Re: Re: disk partition schemes
On Friday 22 June 2001 16:39, Kevin J. Menard, Jr. wrote:
> Friday, June 22, 2001, 9:17:12 AM, you wrote:
> RC> On Friday 15 June 2001 16:13, Kevin J. Menard, Jr. wrote:
> >> This system would be used mostly for web-hosting, so I was
> >> figuring a large /home partition. Likewise only one or two kernels
> >> max, so I figured a small /boot. And finally, and this is really
> >> where I'm
> RC> Why do you need a separate partition for /boot? Why not just have
> it in RC> the root fs?
> Dunno. Figured for disk failure or something.

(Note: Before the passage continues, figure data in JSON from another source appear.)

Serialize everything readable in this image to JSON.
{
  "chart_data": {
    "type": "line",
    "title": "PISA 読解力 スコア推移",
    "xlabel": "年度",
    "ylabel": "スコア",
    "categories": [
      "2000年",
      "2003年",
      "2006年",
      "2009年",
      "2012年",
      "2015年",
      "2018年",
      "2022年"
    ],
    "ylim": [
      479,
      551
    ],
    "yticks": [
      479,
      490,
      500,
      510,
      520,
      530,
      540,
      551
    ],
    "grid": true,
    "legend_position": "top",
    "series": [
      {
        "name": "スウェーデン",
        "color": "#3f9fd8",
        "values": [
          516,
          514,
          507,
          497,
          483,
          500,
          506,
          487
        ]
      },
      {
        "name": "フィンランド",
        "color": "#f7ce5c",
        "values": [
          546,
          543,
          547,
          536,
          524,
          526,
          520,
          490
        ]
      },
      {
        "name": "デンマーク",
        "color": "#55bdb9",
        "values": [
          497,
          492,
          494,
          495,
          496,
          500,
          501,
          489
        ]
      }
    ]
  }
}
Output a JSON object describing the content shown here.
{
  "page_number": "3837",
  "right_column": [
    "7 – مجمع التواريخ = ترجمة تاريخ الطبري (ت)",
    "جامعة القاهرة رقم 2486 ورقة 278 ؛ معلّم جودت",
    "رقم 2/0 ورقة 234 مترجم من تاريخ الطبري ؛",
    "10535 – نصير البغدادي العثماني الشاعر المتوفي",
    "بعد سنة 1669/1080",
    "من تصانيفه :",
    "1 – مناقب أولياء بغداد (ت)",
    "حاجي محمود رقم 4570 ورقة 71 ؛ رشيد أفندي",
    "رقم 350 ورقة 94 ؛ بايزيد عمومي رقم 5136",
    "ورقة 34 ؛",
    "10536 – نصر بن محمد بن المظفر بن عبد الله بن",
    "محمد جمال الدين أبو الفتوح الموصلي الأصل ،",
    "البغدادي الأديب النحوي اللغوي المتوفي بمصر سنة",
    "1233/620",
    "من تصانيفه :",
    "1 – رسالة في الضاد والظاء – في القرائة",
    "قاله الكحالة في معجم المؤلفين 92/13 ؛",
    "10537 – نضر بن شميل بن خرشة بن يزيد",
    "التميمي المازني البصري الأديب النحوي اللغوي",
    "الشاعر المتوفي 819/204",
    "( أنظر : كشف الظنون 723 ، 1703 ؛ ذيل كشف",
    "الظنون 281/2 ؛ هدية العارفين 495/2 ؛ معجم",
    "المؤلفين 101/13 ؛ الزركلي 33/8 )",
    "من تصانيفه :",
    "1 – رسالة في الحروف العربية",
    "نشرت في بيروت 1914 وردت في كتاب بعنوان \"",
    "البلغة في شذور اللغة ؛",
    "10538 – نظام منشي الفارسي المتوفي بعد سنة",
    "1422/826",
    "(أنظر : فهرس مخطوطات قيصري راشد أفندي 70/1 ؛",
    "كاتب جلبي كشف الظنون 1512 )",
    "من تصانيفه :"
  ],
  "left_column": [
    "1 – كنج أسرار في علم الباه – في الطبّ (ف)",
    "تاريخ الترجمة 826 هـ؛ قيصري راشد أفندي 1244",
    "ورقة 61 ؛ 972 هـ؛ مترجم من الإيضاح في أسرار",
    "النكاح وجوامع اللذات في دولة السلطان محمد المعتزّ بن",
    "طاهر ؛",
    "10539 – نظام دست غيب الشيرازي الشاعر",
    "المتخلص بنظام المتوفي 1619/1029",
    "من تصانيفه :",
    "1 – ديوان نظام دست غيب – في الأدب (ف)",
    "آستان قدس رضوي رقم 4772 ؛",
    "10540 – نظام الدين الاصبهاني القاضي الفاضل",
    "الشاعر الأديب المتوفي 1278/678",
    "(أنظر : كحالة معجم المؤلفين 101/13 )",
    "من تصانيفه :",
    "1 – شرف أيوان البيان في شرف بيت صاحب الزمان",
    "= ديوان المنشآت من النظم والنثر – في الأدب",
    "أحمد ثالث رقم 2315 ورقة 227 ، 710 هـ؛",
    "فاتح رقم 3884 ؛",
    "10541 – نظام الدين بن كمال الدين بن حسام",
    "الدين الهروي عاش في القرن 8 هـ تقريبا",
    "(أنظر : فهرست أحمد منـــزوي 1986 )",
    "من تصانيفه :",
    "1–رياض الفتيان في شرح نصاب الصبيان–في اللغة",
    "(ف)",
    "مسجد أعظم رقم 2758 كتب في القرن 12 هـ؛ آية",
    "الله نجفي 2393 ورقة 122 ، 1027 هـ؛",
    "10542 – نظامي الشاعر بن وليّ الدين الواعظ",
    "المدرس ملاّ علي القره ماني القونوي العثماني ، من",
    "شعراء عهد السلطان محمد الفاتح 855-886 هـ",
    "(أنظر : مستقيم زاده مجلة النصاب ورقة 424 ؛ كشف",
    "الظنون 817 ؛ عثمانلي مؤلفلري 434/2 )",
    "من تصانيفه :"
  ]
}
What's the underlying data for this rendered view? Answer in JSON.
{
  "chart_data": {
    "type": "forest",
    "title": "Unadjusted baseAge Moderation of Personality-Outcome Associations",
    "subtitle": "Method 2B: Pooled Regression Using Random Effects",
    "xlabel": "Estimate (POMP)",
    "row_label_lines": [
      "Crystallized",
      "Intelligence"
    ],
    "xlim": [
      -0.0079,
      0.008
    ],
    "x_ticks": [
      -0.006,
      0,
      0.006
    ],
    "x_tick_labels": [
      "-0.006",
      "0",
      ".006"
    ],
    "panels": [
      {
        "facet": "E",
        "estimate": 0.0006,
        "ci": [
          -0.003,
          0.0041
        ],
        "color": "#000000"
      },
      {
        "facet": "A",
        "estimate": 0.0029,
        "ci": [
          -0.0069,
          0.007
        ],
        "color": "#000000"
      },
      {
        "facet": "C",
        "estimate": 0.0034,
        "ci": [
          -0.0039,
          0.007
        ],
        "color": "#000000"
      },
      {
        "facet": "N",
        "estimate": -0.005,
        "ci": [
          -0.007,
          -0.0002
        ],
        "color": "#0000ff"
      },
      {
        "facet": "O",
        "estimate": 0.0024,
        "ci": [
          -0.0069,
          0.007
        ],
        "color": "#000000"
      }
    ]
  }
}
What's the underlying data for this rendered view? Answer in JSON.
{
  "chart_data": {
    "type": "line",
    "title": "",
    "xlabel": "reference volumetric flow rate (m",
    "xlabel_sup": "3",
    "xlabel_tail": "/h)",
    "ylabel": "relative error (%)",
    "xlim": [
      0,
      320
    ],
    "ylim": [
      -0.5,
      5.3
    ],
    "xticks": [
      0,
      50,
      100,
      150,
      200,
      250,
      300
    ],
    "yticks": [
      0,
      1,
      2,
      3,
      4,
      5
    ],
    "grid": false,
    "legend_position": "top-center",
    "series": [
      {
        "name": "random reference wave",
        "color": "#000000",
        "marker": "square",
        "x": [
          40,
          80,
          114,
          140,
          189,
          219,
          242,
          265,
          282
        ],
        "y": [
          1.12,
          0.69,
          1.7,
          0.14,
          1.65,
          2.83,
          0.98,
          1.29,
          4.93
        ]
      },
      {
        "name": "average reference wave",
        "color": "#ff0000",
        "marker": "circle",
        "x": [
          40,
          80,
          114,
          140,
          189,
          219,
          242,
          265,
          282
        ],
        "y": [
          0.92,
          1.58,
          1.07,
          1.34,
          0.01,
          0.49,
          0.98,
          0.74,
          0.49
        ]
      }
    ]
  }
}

What exactly will that save you from? If the root FS gets messed up then
having a separate /boot won't gain you much...
> >> looking for help, it will be used as an IMAP/SMTP machine. So,
> >> should I create a separate /var partition? I'm hesitant because I
> >> don't want to a) not create a large enough partition, or b) create
> >> too large of
> RC> I suggest having your email stored on the same file system as
> /home. RC> Then you have all of your customer data on the same file
> system for easy RC> backup. Also it saves juggling space.
> Would a symlink from /var to /home/var be sufficient?
I suggest creating /home/mail and linking /var/spool/mail to it. However
if you want decent performance for email you want to use Maildir. By
default maildir storage goes into user's home directories which solves
> >> one and waste space. Do the performance gains outweigh this? (I'm
> >> not terribly worried about the redundancy with the RAID 10 and all).
> RC> What performance gains are you referring to?
> Any that might occur from having separate partitions.
If you have two partitions on the same physical media (in this case a
RAID-10) then expect to lose performance. If you make it all one large
partition then the file system drivers can optimise things more.
> So, if you recommend /boot be with / and /var with /home, why not just
> have / and everything in there? Is this reliable enough? Today's hard
I recommend having a separate /home to limit the things that can go
wrong. I recommend leaving /var on the root file system unless you need
a lot of space in /var. Also consider a separate file system for
/var/tmp and make /tmp a sym-linke to /var/tmp/tmp .
> drives have come a long way, and with a RAID 10, would I be safe in
> doing this? Or should I just have a coulple gig / and the rest for
RAID has no relevance to the issue of partitioning in this sense.